Wierzyć – co to właściwie znaczy? W Piśmie Świętym to słowo tak często występuje. Wydaje się być bardzo ważne. Więc, skoro Bóg jest prawdą i przemawia do nas poprzez Pismo Święte – to tak sobie myślę, że wiara powinna mieć ogromne działanie. Bo tam jest przecież napisane:
Jako razem z Nim pogrzebani w chrzcie, w którym też razem zostaliście wskrzeszeni przez wiarę w moc Boga, który Go wskrzesił. (Kol 2:12)

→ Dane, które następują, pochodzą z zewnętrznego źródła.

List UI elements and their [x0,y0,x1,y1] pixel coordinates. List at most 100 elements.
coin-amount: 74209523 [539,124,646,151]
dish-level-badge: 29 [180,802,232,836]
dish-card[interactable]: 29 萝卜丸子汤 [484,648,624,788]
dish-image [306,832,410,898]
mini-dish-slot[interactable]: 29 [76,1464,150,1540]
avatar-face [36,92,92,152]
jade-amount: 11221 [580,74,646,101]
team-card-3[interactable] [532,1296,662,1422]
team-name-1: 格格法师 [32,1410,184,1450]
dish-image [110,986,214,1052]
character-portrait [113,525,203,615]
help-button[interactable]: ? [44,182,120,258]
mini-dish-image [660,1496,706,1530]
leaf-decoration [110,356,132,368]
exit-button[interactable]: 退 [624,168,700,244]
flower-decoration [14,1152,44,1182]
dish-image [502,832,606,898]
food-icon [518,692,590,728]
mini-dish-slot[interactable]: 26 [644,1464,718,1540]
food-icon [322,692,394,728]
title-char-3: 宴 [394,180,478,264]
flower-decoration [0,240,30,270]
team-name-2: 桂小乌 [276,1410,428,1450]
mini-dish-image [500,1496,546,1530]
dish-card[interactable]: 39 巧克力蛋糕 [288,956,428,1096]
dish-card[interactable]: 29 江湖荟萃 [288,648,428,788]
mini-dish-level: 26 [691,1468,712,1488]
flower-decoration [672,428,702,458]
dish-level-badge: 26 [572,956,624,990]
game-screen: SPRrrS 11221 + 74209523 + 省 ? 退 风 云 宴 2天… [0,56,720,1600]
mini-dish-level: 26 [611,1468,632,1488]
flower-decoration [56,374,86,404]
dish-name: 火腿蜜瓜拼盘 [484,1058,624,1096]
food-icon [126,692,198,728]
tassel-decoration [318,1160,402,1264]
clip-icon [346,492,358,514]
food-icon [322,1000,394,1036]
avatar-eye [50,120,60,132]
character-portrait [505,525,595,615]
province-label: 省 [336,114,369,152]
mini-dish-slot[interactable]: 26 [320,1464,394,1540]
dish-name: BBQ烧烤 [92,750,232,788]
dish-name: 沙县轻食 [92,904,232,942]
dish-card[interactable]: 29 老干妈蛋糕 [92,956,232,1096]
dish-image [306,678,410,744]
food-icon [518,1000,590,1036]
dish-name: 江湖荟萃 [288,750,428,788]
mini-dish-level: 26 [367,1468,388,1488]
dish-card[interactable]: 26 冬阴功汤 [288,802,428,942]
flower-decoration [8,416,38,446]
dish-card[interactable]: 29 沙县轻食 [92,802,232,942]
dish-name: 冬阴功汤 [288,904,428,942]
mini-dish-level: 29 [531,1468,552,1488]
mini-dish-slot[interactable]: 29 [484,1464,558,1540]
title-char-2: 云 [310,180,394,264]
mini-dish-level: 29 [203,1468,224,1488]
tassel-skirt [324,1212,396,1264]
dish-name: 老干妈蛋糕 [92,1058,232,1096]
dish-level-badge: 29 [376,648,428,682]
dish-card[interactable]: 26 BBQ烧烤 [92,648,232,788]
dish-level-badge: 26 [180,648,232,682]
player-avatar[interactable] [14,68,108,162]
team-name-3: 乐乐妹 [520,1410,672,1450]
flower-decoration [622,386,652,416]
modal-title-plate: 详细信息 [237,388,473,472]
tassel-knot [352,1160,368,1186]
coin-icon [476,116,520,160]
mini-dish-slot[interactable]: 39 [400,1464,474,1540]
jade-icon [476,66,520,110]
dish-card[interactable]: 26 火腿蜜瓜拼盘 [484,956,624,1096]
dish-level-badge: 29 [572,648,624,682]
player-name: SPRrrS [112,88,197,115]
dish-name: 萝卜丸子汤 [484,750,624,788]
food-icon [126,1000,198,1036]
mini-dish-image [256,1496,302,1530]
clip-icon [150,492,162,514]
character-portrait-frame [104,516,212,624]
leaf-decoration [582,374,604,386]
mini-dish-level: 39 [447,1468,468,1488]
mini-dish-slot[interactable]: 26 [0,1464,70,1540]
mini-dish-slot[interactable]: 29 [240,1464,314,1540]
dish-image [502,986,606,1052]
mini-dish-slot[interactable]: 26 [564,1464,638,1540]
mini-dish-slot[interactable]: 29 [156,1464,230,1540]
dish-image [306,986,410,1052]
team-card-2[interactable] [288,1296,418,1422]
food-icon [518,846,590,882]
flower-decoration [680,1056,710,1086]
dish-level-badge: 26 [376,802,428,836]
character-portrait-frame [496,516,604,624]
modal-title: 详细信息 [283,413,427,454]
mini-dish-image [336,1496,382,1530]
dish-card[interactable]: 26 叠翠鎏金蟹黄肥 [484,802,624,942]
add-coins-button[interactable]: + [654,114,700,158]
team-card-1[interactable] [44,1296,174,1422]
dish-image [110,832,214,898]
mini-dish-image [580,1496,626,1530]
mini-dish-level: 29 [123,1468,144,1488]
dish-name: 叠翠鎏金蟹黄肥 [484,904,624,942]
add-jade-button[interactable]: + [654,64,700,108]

Dobrze. Jestem ochrzczony. Stoi to czarno na białym w mojej metryczce chrztu. Mam już nowe życie. Ale dlatego nic z niego nie zauważam? Dlatego nie ma w moim codziennym życiu takiej radości, jak u pierwszych chrześcijan?!
Wszystkim tym jednak, którzy Je przyjęli, dało moc, aby się stali dziećmi Bożymi, tym, którzy wierzą w imię Jego - którzy (...) z Boga się narodzili. (J 1:12)
„Z Boga się narodził” To oznacza nową egzystencje, jako dziecko Boga, dziecko Króla. Komu jest ona podarowana? Tym, którzy wierzą w Jego imię.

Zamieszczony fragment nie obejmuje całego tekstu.